Three days ago, a friend dropped off a book. This is something she does periodically, leaving things on our front bench and then texting me to go outside and check. “I just knew this would inspire you.” I didn’t even have to read the back cover before I found myself jotting down an idea. Yesterday, I saw a new book in a marketing newsletter. The title inspired another new idea. I wrote it down. Today, I listened to something about a Carnegie library. Here came another idea.
Then one of my friends on social media posted. “I’ve been working on a novel, but a new idea came to me. I wrote the story. It is best to act on inspiration.”
Maybe. But it all depends on how you work. If I did this, I would never reach the ending of anything too long to draft in one sitting. I would certainly never finish the draft of a novel. My mother always said that I was like a myna bird. Any bright, shiny object is likely to distract me.
New ideas work much the same way especially if I’m wading through the second half of a novel. By then, the shine has worn off my current project and it is serious work. Every time I sit down to write, I chant a few rounds of I think I can, I think I can.
Some people only have this problem in the very middle. Me? It lasts more of less through the second half of the manuscript. By then I have a pretty good idea what I have to fix and I’m not even done with the first draft! The new idea, on the other hand, is so shiny and marvelous and unblemished. Wouldn’t it be great to spend the day writing it instead?
Yes, I could start writing on something new. But if I did this every time I had a great new idea, I’d start three or four new things a week.

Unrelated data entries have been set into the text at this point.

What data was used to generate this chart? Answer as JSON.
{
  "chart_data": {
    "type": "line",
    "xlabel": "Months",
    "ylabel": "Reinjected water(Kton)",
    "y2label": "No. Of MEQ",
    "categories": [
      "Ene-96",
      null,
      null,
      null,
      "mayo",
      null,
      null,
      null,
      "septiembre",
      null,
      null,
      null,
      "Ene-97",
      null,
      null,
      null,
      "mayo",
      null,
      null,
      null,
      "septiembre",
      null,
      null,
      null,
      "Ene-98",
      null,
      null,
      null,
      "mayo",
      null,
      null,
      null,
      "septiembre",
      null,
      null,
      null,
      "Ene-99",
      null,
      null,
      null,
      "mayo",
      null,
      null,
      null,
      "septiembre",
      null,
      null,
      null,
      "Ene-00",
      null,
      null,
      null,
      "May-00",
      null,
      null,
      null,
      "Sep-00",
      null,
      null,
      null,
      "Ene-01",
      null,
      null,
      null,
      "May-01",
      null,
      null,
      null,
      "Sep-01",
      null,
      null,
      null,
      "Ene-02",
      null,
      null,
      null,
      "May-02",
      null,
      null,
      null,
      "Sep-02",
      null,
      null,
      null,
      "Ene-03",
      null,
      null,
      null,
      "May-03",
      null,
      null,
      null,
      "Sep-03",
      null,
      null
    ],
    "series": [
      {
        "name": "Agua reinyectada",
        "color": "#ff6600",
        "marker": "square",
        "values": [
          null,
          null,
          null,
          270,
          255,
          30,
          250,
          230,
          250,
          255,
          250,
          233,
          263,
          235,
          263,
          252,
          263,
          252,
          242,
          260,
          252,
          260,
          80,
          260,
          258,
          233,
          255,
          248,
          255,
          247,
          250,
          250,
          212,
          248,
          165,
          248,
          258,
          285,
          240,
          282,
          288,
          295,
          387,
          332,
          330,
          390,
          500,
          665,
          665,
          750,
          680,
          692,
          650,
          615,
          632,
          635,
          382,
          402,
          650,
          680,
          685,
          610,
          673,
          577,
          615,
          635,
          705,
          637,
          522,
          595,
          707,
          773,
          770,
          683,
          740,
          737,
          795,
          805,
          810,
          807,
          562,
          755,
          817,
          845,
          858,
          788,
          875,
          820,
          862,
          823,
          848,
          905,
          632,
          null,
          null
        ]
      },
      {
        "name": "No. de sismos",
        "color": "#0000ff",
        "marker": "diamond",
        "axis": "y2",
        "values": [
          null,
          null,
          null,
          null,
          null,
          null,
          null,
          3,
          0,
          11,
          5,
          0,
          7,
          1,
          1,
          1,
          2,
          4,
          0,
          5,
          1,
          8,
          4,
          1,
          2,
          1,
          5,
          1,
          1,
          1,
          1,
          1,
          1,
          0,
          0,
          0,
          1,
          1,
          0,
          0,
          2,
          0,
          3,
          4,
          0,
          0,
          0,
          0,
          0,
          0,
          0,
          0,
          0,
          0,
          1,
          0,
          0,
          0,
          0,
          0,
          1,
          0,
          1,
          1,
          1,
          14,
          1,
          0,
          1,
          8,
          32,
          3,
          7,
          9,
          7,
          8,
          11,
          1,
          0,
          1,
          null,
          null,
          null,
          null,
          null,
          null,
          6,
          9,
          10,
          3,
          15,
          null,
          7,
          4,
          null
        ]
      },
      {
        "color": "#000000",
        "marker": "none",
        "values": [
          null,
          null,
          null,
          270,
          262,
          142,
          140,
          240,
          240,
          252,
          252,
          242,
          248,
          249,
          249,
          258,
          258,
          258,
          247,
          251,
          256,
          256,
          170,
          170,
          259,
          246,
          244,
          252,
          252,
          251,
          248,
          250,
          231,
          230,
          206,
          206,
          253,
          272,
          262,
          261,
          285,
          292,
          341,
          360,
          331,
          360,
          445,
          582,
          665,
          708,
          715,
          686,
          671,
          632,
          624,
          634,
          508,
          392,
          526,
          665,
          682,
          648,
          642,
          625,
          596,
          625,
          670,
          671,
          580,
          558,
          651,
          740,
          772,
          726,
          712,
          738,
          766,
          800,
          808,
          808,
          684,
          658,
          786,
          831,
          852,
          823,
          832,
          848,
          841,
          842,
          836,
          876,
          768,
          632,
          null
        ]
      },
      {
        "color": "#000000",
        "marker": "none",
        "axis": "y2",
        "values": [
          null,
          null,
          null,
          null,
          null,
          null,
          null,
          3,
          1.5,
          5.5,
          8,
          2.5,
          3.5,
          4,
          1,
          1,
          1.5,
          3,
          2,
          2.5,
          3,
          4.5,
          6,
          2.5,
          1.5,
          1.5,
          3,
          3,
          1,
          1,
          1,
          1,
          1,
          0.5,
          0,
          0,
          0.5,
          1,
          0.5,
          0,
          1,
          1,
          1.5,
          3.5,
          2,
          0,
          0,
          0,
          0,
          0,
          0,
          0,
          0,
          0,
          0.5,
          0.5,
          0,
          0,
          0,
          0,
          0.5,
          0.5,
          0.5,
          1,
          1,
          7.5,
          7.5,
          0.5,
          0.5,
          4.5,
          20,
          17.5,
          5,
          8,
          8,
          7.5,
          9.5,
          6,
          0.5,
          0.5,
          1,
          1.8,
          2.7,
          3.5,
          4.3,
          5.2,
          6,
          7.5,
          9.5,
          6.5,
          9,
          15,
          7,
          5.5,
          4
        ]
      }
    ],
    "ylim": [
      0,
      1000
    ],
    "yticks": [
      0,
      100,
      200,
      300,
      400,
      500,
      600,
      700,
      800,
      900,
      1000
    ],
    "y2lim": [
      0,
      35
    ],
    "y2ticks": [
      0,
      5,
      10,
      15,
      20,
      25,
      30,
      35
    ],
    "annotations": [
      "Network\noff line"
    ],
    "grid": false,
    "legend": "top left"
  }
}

How do I reach the end of a project? I sketch out that new idea. When I’m eager to work on it, I think about it for a few minutes. I write out that idea I just had for a character. I take a few notes on the setting. I write down the story problem.
But when it is time to write, I get back to work on the old manuscript. Because the only way to reach the end is to keep writing. Word by word, you are getting closer to having a finished manuscript. If you want to reach the end, you need to work on it.